The poet Petrarch called Venice "a world apart." Protected by a bewildering network of canals, the city naturally turned to the sea and, in the thirteenth and fourteenth centuries, commanded an extensive empire in the eastern Mediterranean. When Venetian commercial interests diverted the Fourth Crusade from the Holy Land to loot the riches of Byzantium instead, many Greek artists were forced to find work in Italy.

That the city remained tied to its Byzantine traditions is evident in the work of Paolo Veneziano, the first Venetian artist we know by name. If he was aware of the more naturalistic styles of his contemporaries in other parts of Italy, he chose not to emulate them. This painting's small size and arched shape suggest that it might have originally crowned a larger panel in a multipart altarpiece.
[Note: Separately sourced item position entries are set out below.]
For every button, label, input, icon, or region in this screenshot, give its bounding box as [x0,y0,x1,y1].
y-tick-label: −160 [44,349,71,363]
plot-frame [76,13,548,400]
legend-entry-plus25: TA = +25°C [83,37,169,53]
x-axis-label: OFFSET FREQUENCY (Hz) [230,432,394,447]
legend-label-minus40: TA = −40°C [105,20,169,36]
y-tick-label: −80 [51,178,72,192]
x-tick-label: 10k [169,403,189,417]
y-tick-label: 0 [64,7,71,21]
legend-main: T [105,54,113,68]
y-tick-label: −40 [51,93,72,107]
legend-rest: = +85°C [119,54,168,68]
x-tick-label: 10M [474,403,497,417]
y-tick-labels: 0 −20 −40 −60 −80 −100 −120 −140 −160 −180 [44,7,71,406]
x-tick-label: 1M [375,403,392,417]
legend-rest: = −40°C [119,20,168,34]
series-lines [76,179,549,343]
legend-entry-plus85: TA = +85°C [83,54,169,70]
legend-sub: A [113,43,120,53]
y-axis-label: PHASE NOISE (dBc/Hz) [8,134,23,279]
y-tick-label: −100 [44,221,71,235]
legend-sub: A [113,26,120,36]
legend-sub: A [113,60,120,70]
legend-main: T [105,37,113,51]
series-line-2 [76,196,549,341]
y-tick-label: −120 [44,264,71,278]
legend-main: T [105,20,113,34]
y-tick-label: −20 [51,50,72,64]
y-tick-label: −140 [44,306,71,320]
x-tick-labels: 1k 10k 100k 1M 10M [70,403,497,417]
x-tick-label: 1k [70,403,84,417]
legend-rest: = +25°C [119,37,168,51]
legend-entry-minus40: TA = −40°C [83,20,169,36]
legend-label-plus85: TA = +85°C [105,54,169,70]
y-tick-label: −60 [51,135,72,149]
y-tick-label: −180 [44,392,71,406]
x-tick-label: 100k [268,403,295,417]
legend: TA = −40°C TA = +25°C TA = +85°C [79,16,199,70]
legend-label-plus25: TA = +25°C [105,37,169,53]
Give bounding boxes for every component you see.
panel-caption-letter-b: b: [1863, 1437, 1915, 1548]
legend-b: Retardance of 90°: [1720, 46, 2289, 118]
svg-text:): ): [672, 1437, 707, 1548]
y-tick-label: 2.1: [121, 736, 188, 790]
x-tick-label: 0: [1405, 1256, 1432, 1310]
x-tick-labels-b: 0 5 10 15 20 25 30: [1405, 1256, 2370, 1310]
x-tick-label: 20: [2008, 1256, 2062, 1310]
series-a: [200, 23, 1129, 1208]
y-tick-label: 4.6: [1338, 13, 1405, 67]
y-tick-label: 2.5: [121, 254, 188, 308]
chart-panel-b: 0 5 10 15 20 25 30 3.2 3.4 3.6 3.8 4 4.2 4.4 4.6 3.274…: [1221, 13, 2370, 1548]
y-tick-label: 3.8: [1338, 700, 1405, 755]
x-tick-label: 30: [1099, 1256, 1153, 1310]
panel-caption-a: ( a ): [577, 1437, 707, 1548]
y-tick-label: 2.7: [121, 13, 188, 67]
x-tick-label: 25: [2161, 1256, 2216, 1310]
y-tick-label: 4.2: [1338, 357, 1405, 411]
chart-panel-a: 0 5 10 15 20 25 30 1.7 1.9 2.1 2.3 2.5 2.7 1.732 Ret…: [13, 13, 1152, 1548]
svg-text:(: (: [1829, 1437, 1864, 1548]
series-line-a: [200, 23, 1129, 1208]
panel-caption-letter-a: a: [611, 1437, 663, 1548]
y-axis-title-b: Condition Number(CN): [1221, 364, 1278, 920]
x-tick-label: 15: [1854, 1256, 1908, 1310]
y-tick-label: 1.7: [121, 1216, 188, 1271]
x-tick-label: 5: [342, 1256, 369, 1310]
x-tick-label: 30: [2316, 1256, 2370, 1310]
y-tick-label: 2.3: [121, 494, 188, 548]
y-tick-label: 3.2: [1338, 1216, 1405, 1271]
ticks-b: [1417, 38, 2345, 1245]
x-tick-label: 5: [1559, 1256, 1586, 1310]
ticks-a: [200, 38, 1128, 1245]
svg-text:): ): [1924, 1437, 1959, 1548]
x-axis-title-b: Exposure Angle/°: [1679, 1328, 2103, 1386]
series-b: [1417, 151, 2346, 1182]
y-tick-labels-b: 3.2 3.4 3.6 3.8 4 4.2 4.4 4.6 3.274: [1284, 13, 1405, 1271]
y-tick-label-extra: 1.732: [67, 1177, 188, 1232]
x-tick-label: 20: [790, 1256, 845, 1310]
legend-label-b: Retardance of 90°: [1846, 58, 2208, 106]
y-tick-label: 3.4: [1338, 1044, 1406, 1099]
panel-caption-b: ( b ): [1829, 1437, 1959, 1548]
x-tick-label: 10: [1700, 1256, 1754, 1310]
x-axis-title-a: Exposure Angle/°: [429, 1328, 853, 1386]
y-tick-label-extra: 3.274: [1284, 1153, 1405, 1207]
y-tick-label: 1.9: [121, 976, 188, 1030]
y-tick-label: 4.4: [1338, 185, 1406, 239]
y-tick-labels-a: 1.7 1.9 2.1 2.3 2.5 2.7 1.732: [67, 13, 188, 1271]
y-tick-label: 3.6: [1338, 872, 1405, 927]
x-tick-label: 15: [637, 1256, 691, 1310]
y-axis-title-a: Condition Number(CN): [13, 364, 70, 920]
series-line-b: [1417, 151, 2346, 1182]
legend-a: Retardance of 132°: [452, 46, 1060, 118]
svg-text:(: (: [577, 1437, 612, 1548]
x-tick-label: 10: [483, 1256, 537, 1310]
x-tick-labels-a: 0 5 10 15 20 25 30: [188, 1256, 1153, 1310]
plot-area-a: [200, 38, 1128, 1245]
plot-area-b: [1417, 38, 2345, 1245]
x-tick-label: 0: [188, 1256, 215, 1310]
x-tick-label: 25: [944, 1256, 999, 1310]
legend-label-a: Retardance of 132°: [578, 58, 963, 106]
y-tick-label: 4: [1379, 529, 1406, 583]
Paolo's style is essentially Byzantine, with ethereal figures and flat gold backgrounds. But his form -- the altarpiece -- is a Western one.

Paolo's Coronation of the Virgin also is part of the Gallery's collection. The subject of the Coronation was not painted by Byzantine artists and seems to have originated near Paris in the twelfth century. This may be the first such scene painted in Venice. Its strong colors and brittle figures seem almost abstract, a sense increased by the gold striations of the drapery: even without Byzantine models to follow, Paolo's painting has a strong Byzantine character.